Former Florida Gov. Charlie Crist was back in Tallahassee on Monday. The Republican-turned-Democrat was in town to file his qualifying paperwork for the 2014 primary election for governor. Sheria Griffin, a Leon County teacher, filed the papers on his behalf. Crist also took the opportunity to meet with local schoolteachers.
On Monday, Meeting Room A in the Leroy Collins Main Public Library in Leon County was abuzz with schoolteachers excited to welcome Crist. He assured them their struggles were his struggles.
Sitting around a table with Crist, the teachers from
Leon and neighboring counties vented their complaints about the education system, including salaries, low classroom funds, standardized testing circumstances, teacher evaluation systems and performance pay.
Crist said, "Just because a judge said it was [constitutional] one day doesn't make it right forever."
Crist also said if he is elected this year, "We could appoint new judges, too."
Several of the teachers present at the meeting were representing Title 1 schools, where the majority of students are at or below the poverty level. Shari Gawanter is a kindergarten teacher at a Title 1 school on the South Side of Tallahassee. She jumped at the chance to speak with Crist about what she thinks isn’t working in the education system.
"There will be a test, and the test will be what he does when he's in office," Gawanter says. "If he doesn't do what he says he's gonna do, then we'll be there to tell him."
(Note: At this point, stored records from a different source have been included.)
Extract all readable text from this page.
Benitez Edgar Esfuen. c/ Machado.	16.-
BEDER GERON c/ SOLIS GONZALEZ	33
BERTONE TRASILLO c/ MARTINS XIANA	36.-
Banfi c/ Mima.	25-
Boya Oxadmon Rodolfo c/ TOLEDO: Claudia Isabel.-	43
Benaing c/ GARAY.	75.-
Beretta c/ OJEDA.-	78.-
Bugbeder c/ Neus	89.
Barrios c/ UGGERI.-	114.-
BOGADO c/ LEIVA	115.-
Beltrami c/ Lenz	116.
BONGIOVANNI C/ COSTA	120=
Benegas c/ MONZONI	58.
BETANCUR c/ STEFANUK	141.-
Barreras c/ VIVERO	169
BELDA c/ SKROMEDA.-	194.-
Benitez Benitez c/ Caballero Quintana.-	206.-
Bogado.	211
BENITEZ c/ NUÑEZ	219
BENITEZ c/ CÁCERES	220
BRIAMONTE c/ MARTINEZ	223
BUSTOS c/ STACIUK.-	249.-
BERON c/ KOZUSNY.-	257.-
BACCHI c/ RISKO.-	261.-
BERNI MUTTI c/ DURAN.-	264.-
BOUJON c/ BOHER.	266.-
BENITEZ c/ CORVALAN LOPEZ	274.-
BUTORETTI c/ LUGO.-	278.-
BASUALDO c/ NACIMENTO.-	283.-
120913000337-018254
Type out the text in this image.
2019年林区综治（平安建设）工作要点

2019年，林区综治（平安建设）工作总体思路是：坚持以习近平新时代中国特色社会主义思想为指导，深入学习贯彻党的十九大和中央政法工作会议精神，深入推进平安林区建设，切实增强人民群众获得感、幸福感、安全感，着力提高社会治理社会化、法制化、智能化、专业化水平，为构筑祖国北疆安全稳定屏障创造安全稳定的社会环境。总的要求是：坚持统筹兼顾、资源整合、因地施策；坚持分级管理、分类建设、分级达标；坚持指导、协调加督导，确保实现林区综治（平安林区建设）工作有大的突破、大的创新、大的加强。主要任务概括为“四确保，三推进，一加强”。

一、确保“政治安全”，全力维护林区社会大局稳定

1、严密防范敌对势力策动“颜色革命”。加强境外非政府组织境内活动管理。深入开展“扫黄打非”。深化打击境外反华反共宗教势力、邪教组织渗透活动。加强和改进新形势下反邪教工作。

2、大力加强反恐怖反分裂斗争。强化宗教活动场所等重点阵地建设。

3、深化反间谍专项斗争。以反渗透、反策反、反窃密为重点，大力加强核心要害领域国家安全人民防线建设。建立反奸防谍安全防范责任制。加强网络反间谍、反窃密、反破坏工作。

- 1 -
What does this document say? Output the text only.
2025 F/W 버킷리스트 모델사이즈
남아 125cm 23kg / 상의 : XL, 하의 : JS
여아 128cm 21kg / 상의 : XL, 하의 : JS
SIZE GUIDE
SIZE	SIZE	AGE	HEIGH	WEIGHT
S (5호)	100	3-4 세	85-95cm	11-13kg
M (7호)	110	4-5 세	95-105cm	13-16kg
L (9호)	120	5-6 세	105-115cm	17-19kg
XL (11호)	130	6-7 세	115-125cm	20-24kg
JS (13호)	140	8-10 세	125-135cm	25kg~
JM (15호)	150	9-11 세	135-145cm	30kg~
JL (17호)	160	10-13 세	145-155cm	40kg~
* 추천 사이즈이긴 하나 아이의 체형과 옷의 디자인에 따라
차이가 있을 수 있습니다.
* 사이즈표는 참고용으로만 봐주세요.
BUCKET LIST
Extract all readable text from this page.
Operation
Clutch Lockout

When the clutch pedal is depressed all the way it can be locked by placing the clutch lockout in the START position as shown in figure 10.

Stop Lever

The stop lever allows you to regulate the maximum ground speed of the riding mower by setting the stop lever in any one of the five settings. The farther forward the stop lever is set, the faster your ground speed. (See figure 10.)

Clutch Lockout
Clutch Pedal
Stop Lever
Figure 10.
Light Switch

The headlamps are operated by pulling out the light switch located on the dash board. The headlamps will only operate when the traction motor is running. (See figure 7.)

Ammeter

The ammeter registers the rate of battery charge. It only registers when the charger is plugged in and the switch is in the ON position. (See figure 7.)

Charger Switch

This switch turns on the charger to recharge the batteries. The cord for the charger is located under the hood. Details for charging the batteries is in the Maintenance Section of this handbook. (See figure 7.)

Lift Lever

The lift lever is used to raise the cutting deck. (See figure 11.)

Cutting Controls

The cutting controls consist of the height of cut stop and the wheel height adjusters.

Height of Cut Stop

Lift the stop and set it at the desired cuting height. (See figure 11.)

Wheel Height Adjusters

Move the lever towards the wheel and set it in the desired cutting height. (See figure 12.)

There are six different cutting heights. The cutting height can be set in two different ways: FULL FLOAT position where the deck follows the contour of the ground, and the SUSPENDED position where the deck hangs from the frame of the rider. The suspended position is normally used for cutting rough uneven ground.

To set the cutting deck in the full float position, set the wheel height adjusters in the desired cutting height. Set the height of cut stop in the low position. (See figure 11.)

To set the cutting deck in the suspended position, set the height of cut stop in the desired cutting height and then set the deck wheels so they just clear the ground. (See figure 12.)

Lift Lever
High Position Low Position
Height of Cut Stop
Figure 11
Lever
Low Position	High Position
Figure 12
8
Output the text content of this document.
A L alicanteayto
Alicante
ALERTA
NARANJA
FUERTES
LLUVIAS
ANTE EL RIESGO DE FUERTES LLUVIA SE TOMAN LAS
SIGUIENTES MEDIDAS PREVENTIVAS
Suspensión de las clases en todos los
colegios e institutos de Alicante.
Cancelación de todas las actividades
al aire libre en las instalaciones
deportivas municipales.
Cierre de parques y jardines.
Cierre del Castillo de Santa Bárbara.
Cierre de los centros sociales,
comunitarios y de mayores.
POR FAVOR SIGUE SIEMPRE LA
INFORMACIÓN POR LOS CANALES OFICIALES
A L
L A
Major components of Crist’s plan to fix education are pumping money back into the Bright Futures Scholarship and granting more state funds to colleges and universities. As for how he plans to achieve this, Crist referenced this year’s state budget surplus of more than $1 billion.
"If you care about education, like I do, then in your recommendation to the Legislature before the next session starts, you allocate a lot more money to education," Crist says.
Also present at the meeting was Leon Classroom Teachers Association President David Worrell. Worrell considered the meeting with Crist a positive encounter for teachers and government.
"It was a great experience and a great opportunity because there have been times in the past where the governor's office door was shut," Worrell says.
Crist says if he were elected, he'd like to use whatever's left of the state's budget surplus for transportation.
"And maybe we could get a high speed rail, too," he says. "Maybe we'll have a governor that actually respects the President of the United States."
Crist and Scott both filed papers on Monday to qualify for their primaries. Democratic challenger Nan Rich filed hers on Tuesday. The state qualifying deadline is Friday, June 20.